Analyzing Changes to EHR Certification PracticesAttorney Raises Concerns About Potential Impact on Ensuring Security of Records Systems
Recent changes by the Department of Health and Human Services to the certification program for electronic health record software could potentially weaken efforts to ensure EHRs meet federal requirements, including those that impact security, says healthcare attorney Maya Uppaluru, a former staff member at HHS' Office of the National Coordinator for Health IT.
To qualify for higher Medicare reimbursement, doctors and hospitals must use EHRs and other healthcare IT that are certified as meeting dozens of technology requirements.
On Thursday, ONC officials in a blog posting announced two major changes they said are designed to improve the certification program's efficiency and to "reduce the burden industrywide."
One change allows testing procedures for 30 of 55 certification criteria for health IT products to be "self-declarations" by developers, instead of requiring those developers to have the features scrutinized by ONC-authorized testing labs.
Among the 30 certification criteria that can now be "self-declared" by developers of EHRs and other healthcare IT are several security-related features.
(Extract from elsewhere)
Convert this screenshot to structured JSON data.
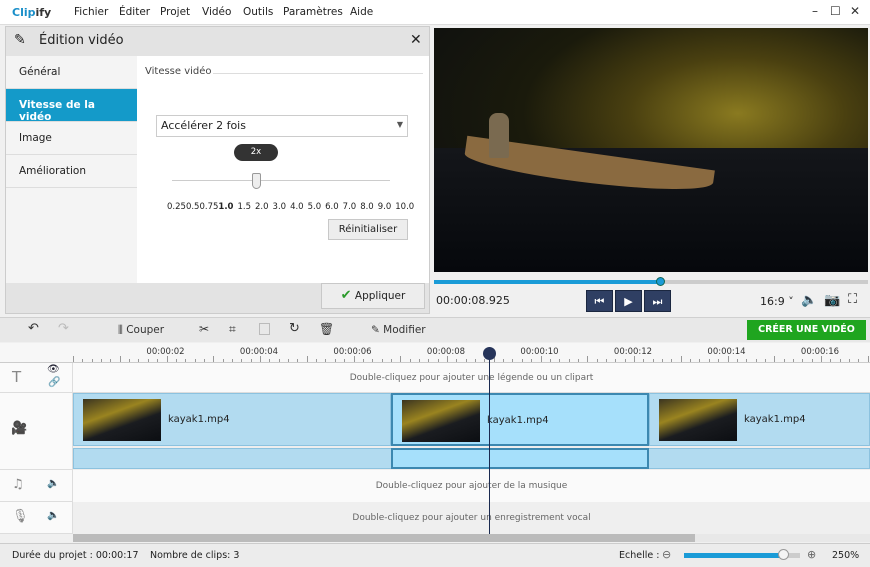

Those include end-user device encryption, automatic access time-out, emergency access, secure messaging, trusted connection, accounting of disclosures and auditing actions on health information.
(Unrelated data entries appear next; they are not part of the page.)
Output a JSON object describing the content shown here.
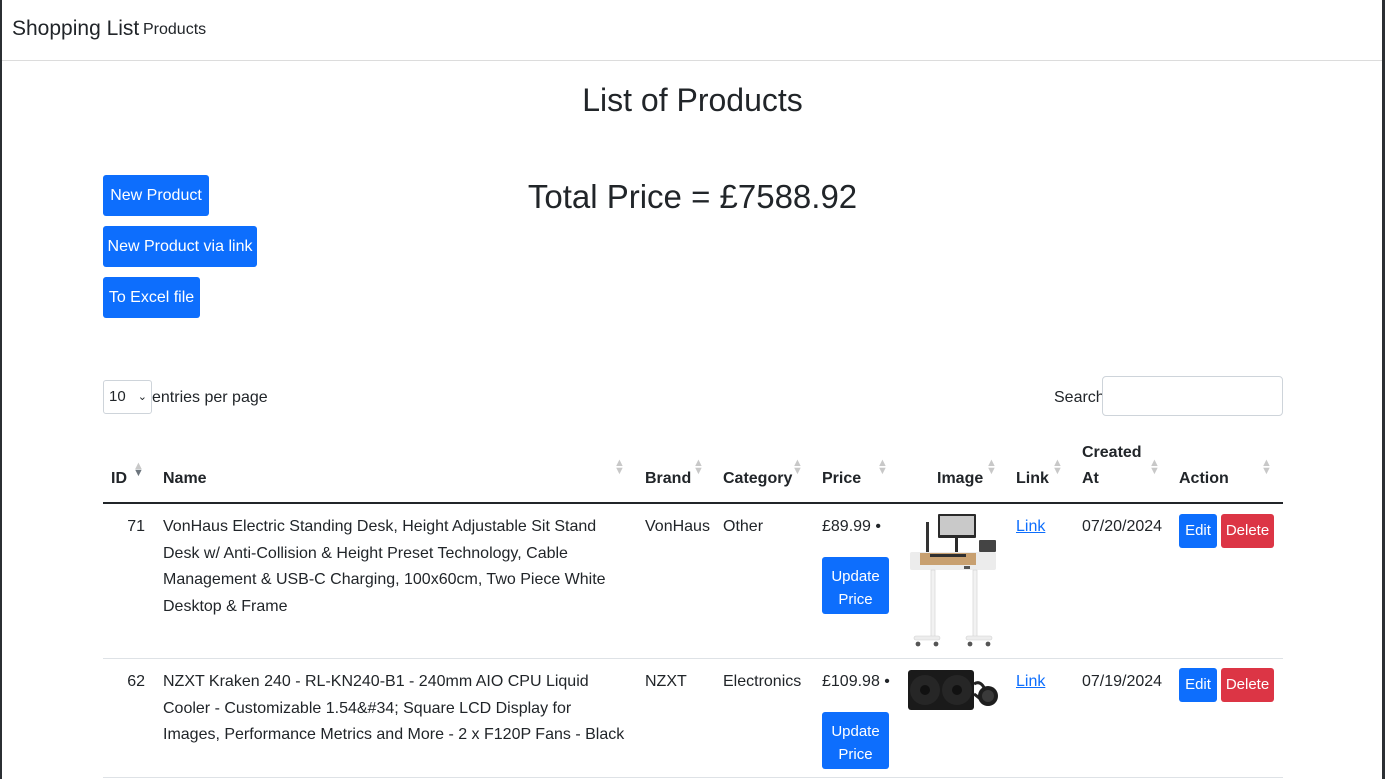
{
  "navbar": {
    "brand": "Shopping List",
    "links": [
      "Products"
    ]
  },
  "page": {
    "title": "List of Products",
    "total_price": "Total Price = £7588.92"
  },
  "actions": {
    "new_product": "New Product",
    "new_product_link": "New Product via link",
    "to_excel": "To Excel file"
  },
  "table_controls": {
    "entries_value": "10",
    "entries_label": "entries per page",
    "search_label": "Search:",
    "search_value": ""
  },
  "table": {
    "columns": [
      "ID",
      "Name",
      "Brand",
      "Category",
      "Price",
      "Image",
      "Link",
      "Created At",
      "Action"
    ],
    "created_at_line1": "Created",
    "created_at_line2": "At",
    "rows": [
      {
        "id": "71",
        "name": "VonHaus Electric Standing Desk, Height Adjustable Sit Stand Desk w/ Anti-Collision & Height Preset Technology, Cable Management & USB-C Charging, 100x60cm, Two Piece White Desktop & Frame",
        "brand": "VonHaus",
        "category": "Other",
        "price": "£89.99 •",
        "update_label": "Update Price",
        "image": "standing-desk-image",
        "link": "Link",
        "created_at": "07/20/2024",
        "edit": "Edit",
        "delete": "Delete"
      },
      {
        "id": "62",
        "name": "NZXT Kraken 240 - RL-KN240-B1 - 240mm AIO CPU Liquid Cooler - Customizable 1.54&#34; Square LCD Display for Images, Performance Metrics and More - 2 x F120P Fans - Black",
        "brand": "NZXT",
        "category": "Electronics",
        "price": "£109.98 •",
        "update_label": "Update Price",
        "image": "liquid-cooler-image",
        "link": "Link",
        "created_at": "07/19/2024",
        "edit": "Edit",
        "delete": "Delete"
      }
    ]
  },
  "colors": {
    "primary": "#0d6efd",
    "danger": "#dc3545",
    "text": "#212529"
  }
}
The other significant change ONC is making involves "exercising discretion for randomized surveillance of certified health IT products." So, rather than having ONC-authorized certification bodies conduct random surveillance on health IT products to help ensure compliance with certification requirements, the scrutiny with be "complaint-driven," ONC says.
"There's an increased [ONC] focus on self-declaration [by developers] and a greater priority on complaint-driven surveillance, rather than random surveillance," Uppaluru notes.
Concerns About Changes
In an interview with Information Security Media Group (see audio link below photo), the attorney expresses concerns about the effectiveness of the new approach to certifying EHRs.
"Personally, I think randomized surveillance has a really big role to play, given that by the time [an issue] gets to complaint-driven surveillance, it's already a problem" in terms of software potentially missing the mark in encompassing all the features and functionality expected under the certification program, she says.
"Randomized surveillance can do a lot to detect issues and help consumers before you get to that point," she says.
For instance, in June, the Department of Justice announced that EHR vendor eClinicalWorks agreed to pay a $155 million financial settlement, as well as enter into a five-year corporate integrity agreement with HHS' Office of Inspector General, as a result of allegations that the company falsely claimed it met the HITECH Act EHR incentive program's certification requirements.
The eClinicalWorks case, which was complaint-driven, "took years of work to remedy ... So, I would like to see more emphasis on randomized surveillance," Uppaluru says.
When it comes to the ONC change that allows software developers to "self-declare" their health IT products meet certain certification requirements, Uppalaru says: "I realize there is a desire to reduce the regulatory burden and that ONC's [software certification] rule is long, as are a lot of federal regulations. But I personally feel the testing aspect is so important.
"There are other ways to reduce regulatory burden, such as reducing the number of things we're asking EHR technologies to certify to. But keeping testing strong is really important. So, I guess we'll see how this plays out."
In the interview, Uppaluru also discusses:
- Lessons the healthcare sector can learn from the recent massive data breach at Equifax;
- Security issues related to health IT application programming interfaces, wearable health devices and remote health monitoring technologies;
- Predictions about the regulatory and enforcement direction of HIPAA.
Before recently joining law firm Crowell & Moring's digital health practice and healthcare group, Uppaluru was a digital service expert on the healthcare team at the U.S. Digital Service and policy adviser to the U.S. Chief Technology Officer at the White House during the Obama administration. She also formerly was a member of ONC's innovation team and an attorney adviser at the Federal Communications Commission.